R. C. Iping, G. Sonneborn (NASA GSFC)

O VI 1032, 1038 A emission from the circumstellar pre-explosion gas around SN 1987A has been detected in spectra obtained by the Far Ultraviolet Spectroscopic Explorer (FUSE) satellite. FUSE observes in the wavelength range 900-1185 A at a spectral resolution of 15-20 km/sec. O VI is the highest ionization state yet detected in line emission from the SN 1987A circumstellar material. The O VI emission line profiles are narrow, with FWHM <35 km/sec, and have a heliocentric radial velocity of +280 km/sec. This places the emitting gas at rest relative to the supernova. Spectra obtained in Oct. 2000 and Sept. 2001 have essentially the same O VI fluxes. Simultaneous spectra obtained in the other FUSE apertures, positioned about 100 arcsec from SN 1987A, show nothing at the O VI wavelengths, eliminating diffuse emission in the LMC as a possible source of the O VI feature.

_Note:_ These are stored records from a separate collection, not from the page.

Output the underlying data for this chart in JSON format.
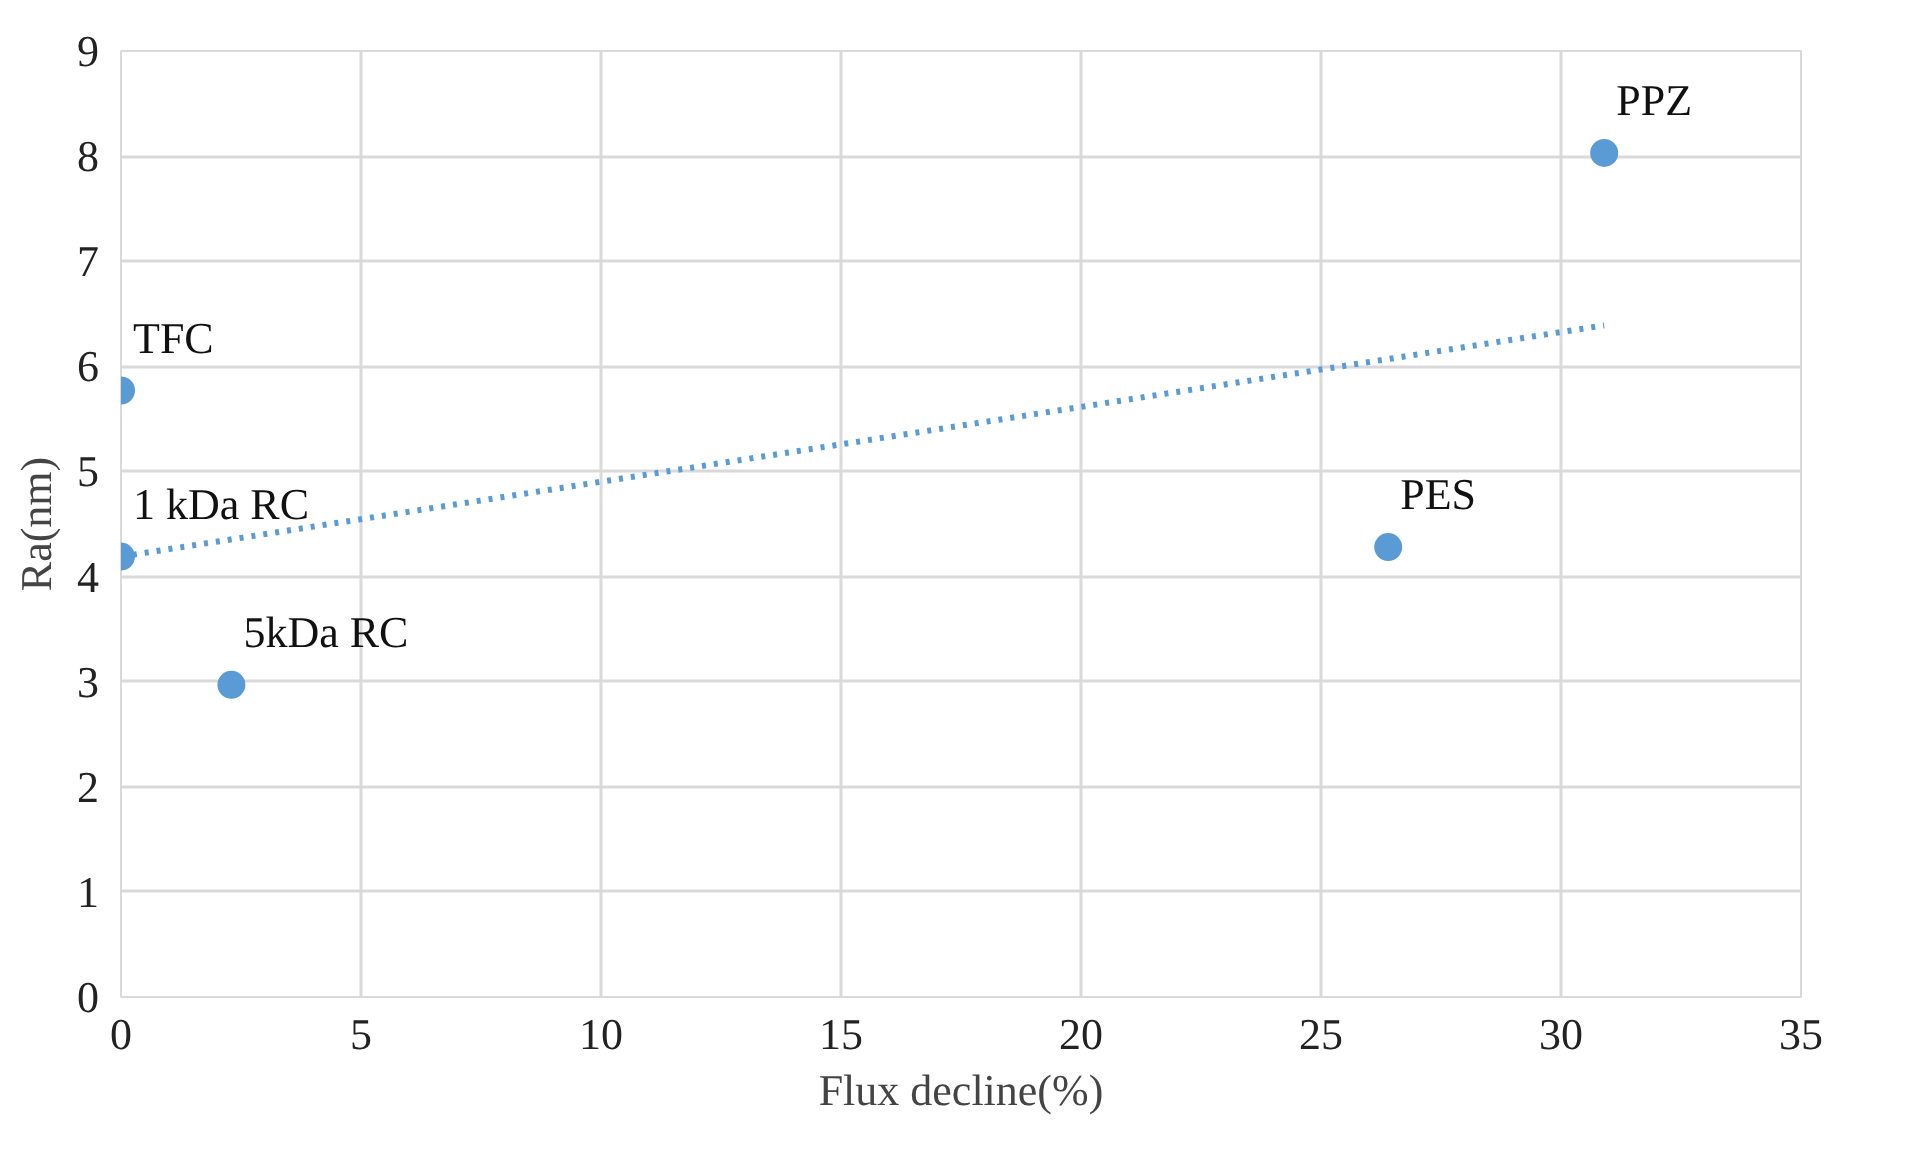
{
  "chart_data": {
    "type": "scatter",
    "xlabel": "Flux decline(%)",
    "ylabel": "Ra(nm)",
    "xlim": [
      0,
      35
    ],
    "xticks": [
      0,
      5,
      10,
      15,
      20,
      25,
      30,
      35
    ],
    "ylim": [
      0,
      9
    ],
    "yticks": [
      0,
      1,
      2,
      3,
      4,
      5,
      6,
      7,
      8,
      9
    ],
    "grid": true,
    "series": [
      {
        "marker": "circle",
        "color": "#5b9bd5",
        "x": [
          0,
          0,
          2.3,
          26.4,
          30.9
        ],
        "values": [
          5.77,
          4.19,
          2.97,
          4.28,
          8.03
        ]
      },
      {
        "type": "line",
        "marker": "none",
        "color": "#5b9bd5",
        "line_style": "dotted",
        "x": [
          0,
          30.9
        ],
        "values": [
          4.19,
          6.39
        ]
      }
    ],
    "annotations": [
      {
        "text": "TFC",
        "x": 0,
        "y": 5.77
      },
      {
        "text": "1 kDa RC",
        "x": 0,
        "y": 4.19
      },
      {
        "text": "5kDa RC",
        "x": 2.3,
        "y": 2.97
      },
      {
        "text": "PES",
        "x": 26.4,
        "y": 4.28
      },
      {
        "text": "PPZ",
        "x": 30.9,
        "y": 8.03
      }
    ]
  }
}
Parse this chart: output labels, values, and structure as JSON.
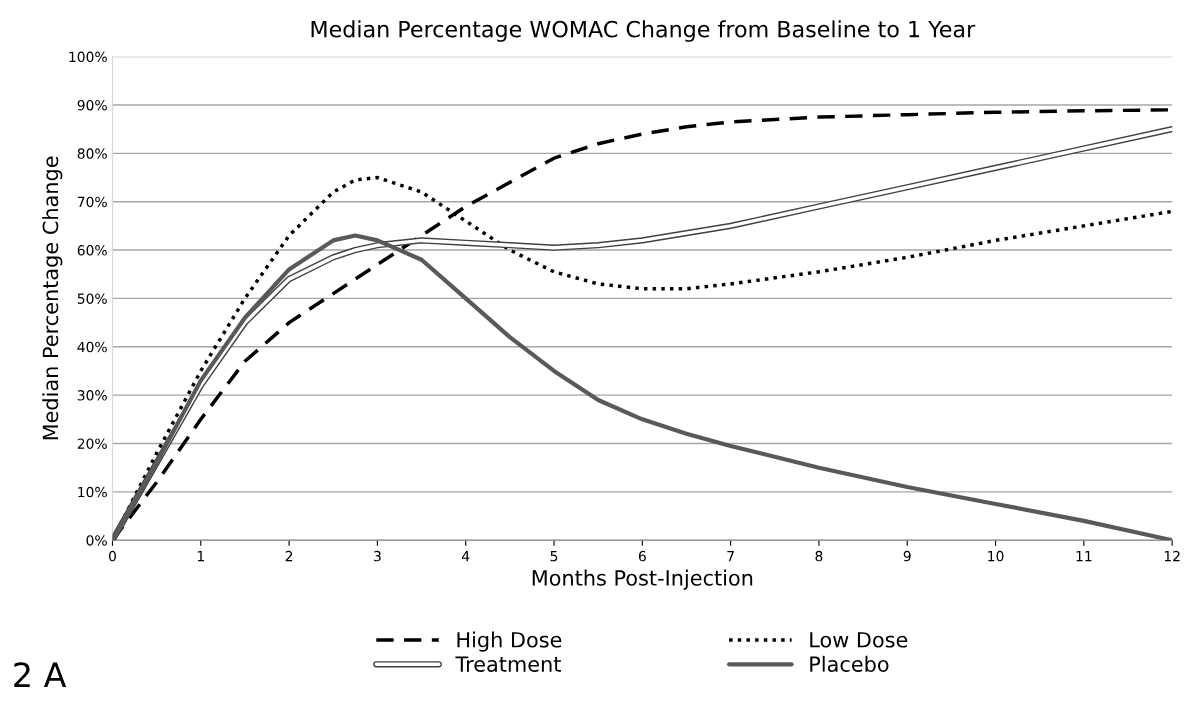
{
  "chart_data": {
    "type": "line",
    "title": "Median Percentage WOMAC Change from Baseline to 1 Year",
    "xlabel": "Months Post-Injection",
    "ylabel": "Median Percentage Change",
    "annotations": [
      "2 A"
    ],
    "x": [
      0,
      0.5,
      1,
      1.5,
      2,
      2.5,
      2.75,
      3,
      3.5,
      4,
      4.5,
      5,
      5.5,
      6,
      6.5,
      7,
      8,
      9,
      10,
      11,
      12
    ],
    "series": [
      {
        "name": "High Dose",
        "color": "#000000",
        "line_style": "dashed",
        "values": [
          0,
          12,
          25,
          37,
          45,
          51,
          54,
          57,
          63,
          69,
          74,
          79,
          82,
          84,
          85.5,
          86.5,
          87.5,
          88,
          88.5,
          88.8,
          89
        ]
      },
      {
        "name": "Low Dose",
        "color": "#000000",
        "line_style": "dotted",
        "values": [
          0,
          18,
          35,
          50,
          63,
          72,
          74.5,
          75,
          72,
          66,
          60,
          55.5,
          53,
          52,
          52,
          53,
          55.5,
          58.5,
          62,
          65,
          68
        ]
      },
      {
        "name": "Treatment",
        "color": "#ffffff",
        "line_style": "solid",
        "values": [
          0,
          16,
          32,
          45,
          54,
          58.5,
          60,
          61,
          62,
          61.5,
          61,
          60.5,
          61,
          62,
          63.5,
          65,
          69,
          73,
          77,
          81,
          85
        ]
      },
      {
        "name": "Placebo",
        "color": "#595959",
        "line_style": "solid",
        "values": [
          0,
          16,
          33,
          46,
          56,
          62,
          63,
          62,
          58,
          50,
          42,
          35,
          29,
          25,
          22,
          19.5,
          15,
          11,
          7.5,
          4,
          0
        ]
      }
    ],
    "xlim": [
      0,
      12
    ],
    "xticks": [
      0,
      1,
      2,
      3,
      4,
      5,
      6,
      7,
      8,
      9,
      10,
      11,
      12
    ],
    "ylim": [
      0,
      100
    ],
    "yticks": [
      {
        "value": 0,
        "label": "0%"
      },
      {
        "value": 10,
        "label": "10%"
      },
      {
        "value": 20,
        "label": "20%"
      },
      {
        "value": 30,
        "label": "30%"
      },
      {
        "value": 40,
        "label": "40%"
      },
      {
        "value": 50,
        "label": "50%"
      },
      {
        "value": 60,
        "label": "60%"
      },
      {
        "value": 70,
        "label": "70%"
      },
      {
        "value": 80,
        "label": "80%"
      },
      {
        "value": 90,
        "label": "90%"
      },
      {
        "value": 100,
        "label": "100%"
      }
    ],
    "grid": "y",
    "legend": "bottom",
    "marker": "none"
  }
}
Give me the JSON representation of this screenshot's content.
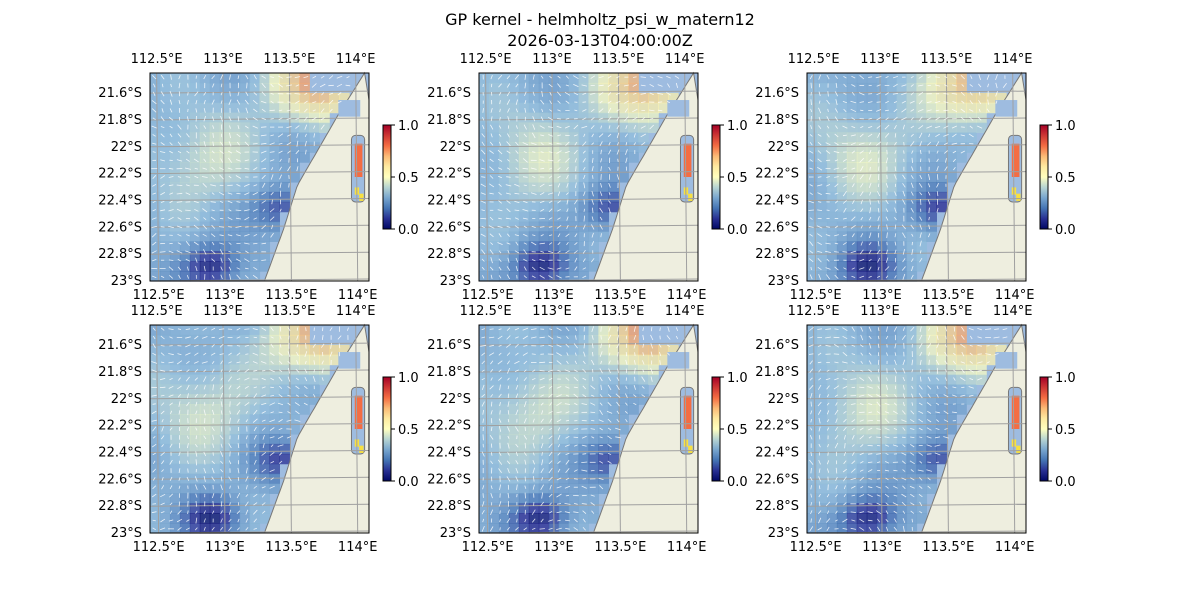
{
  "figure": {
    "title": "GP kernel - helmholtz_psi_w_matern12",
    "timestamp": "2026-03-13T04:00:00Z"
  },
  "chart_data": {
    "type": "heatmap",
    "panel_count": 6,
    "layout": "2 rows x 3 columns",
    "lon_ticks": [
      "112.5°E",
      "113°E",
      "113.5°E",
      "114°E"
    ],
    "lat_ticks": [
      "21.6°S",
      "21.8°S",
      "22°S",
      "22.2°S",
      "22.4°S",
      "22.6°S",
      "22.8°S",
      "23°S"
    ],
    "lon_range": [
      112.45,
      114.1
    ],
    "lat_range": [
      -23.0,
      -21.45
    ],
    "colorbar": {
      "ticks": [
        "0.0",
        "0.5",
        "1.0"
      ],
      "range": [
        0.0,
        1.0
      ],
      "colormap": "RdYlBu_r"
    },
    "overlay": "current vector arrows (white quiver)",
    "land_color": "#eeeedf",
    "ocean_mask_color": "#9ebce0",
    "gridlines": true
  }
}
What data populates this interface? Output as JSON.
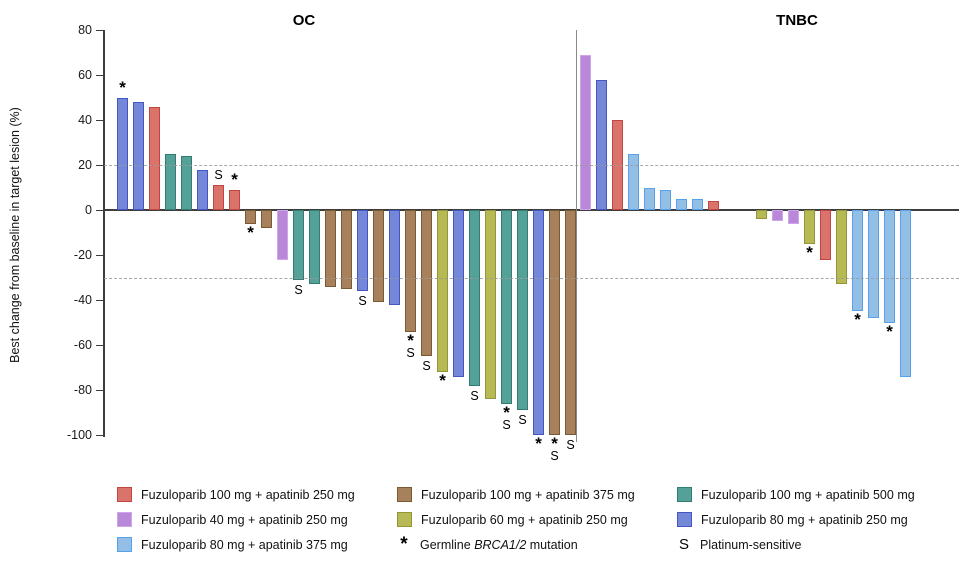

We present an analysis of the interstellar absorption lines in FUSE spectra of the two early B-type companion stars of SN 1987A, Star 2 and Star 3. Stars 2 and 3 are 2.9 and 1.7 arcsec, respectively, from the position of the former Sk -69 202. They are separated by 4.5 arcsec, or about 1.1 pc in the LMC. Spectra of Star 3 were taken through 1.25x20 arcsec and 4x20 arcsec apertures; Star 2 was observed only through the 4x20 arcsec aperture. The lines of sight have interstellar Milky Way and LMC features, including molecular hydrogen and O VI. The interstellar O VI 1032 A profile and some other features are not the same on the two lines of sight. Analysis of the O VI profiles show that the LMC O VI absorption is present only at heliocentric velocities less than about +260 km/sec. This supports the analysis of the O VI emission from SN 1987A , particularly the conclusion that ISM absorption does not interfere with the O VI 1032 emission line profile. The interstellar line profiles show that intervening absorption has a negligible effect on the shape of the O VI emission.

This work has been supported in part by NASA grant NAG5-11137 to Catholic University of America.